Back in the security of his laboratory, Damon allowed himself a moment to process. He had navigated the most dangerous political waters in Westeros. He had the King's guard on his side, and he had stared down the King's Hand. He was becoming a true power.

He sat at his desk, and in a display of the fine control he now possessed, he began his work. Quills lifted from their pots, parchments unrolled themselves, ledgers opened to the correct page. A silent, invisible whirlwind of activity surrounded him as he cross-referenced shipping data from Duskendale with the financial reports from Silas and the latest court intelligence from his networks. His power was no longer just a weapon or a shield; it was an extension of his will, a tool to manage the growing complexity of his empire with supernatural efficiency.

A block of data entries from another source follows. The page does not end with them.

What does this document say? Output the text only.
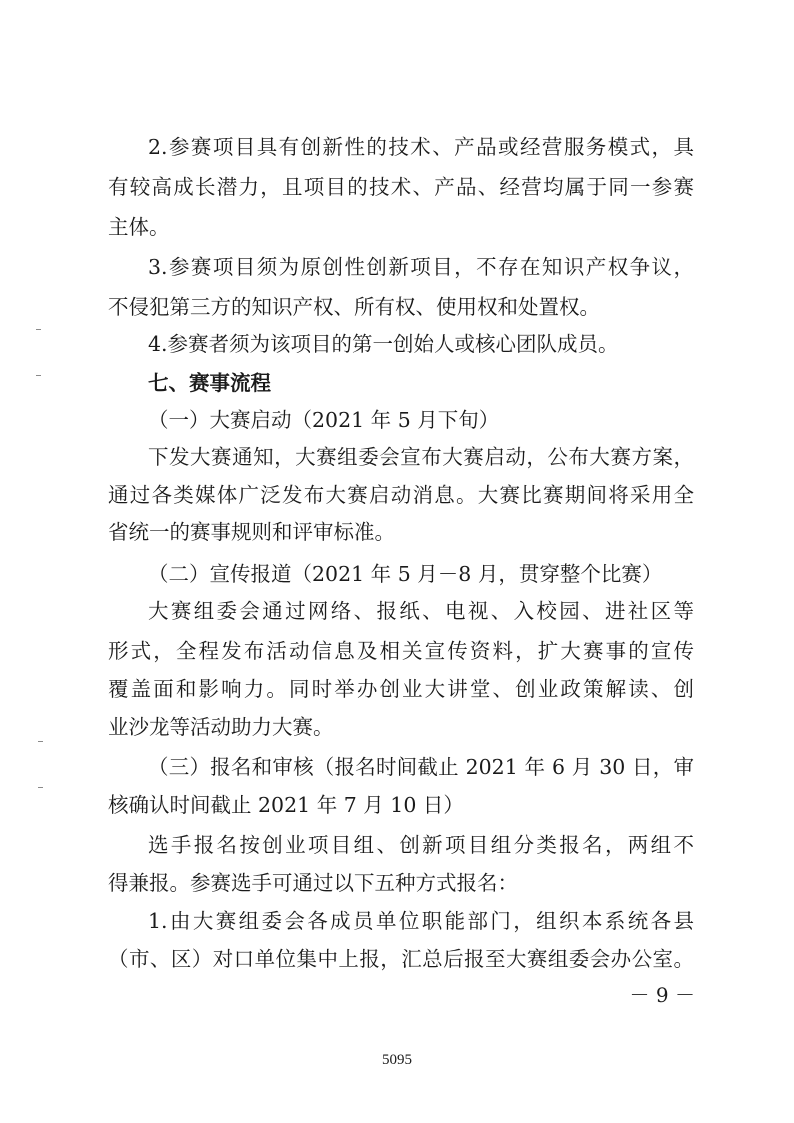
2.参赛项目具有创新性的技术、产品或经营服务模式，具
有较高成长潜力，且项目的技术、产品、经营均属于同一参赛
主体。
3.参赛项目须为原创性创新项目，不存在知识产权争议，
不侵犯第三方的知识产权、所有权、使用权和处置权。
4.参赛者须为该项目的第一创始人或核心团队成员。
七、赛事流程
（一）大赛启动（2021 年 5 月下旬）
下发大赛通知，大赛组委会宣布大赛启动，公布大赛方案，
通过各类媒体广泛发布大赛启动消息。大赛比赛期间将采用全
省统一的赛事规则和评审标准。
（二）宣传报道（2021 年 5 月－8 月，贯穿整个比赛）
大赛组委会通过网络、报纸、电视、入校园、进社区等
形式，全程发布活动信息及相关宣传资料，扩大赛事的宣传
覆盖面和影响力。同时举办创业大讲堂、创业政策解读、创
业沙龙等活动助力大赛。
（三）报名和审核（报名时间截止 2021 年 6 月 30 日，审
核确认时间截止 2021 年 7 月 10 日）
选手报名按创业项目组、创新项目组分类报名，两组不
得兼报。参赛选手可通过以下五种方式报名：
1.由大赛组委会各成员单位职能部门，组织本系统各县
（市、区）对口单位集中上报，汇总后报至大赛组委会办公室。
－ 9 －
5095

His thoughts drifted back to Tywin. The man was a genius, a true force. But he had a weakness. Damon knew from his future knowledge that the Lannister gold mines, the source of their immense power, were beginning to run dry. It was a secret Tywin guarded more fiercely than his own life.

Damon smiled. He had walked out of the lion's den, but he had left with the knowledge of its one fatal vulnerability. It was a piece of information, another entry for his ledger, whose value was incalculable. One day, when the time was right, he would leverage it. One day, he might just buy the lion's pelt.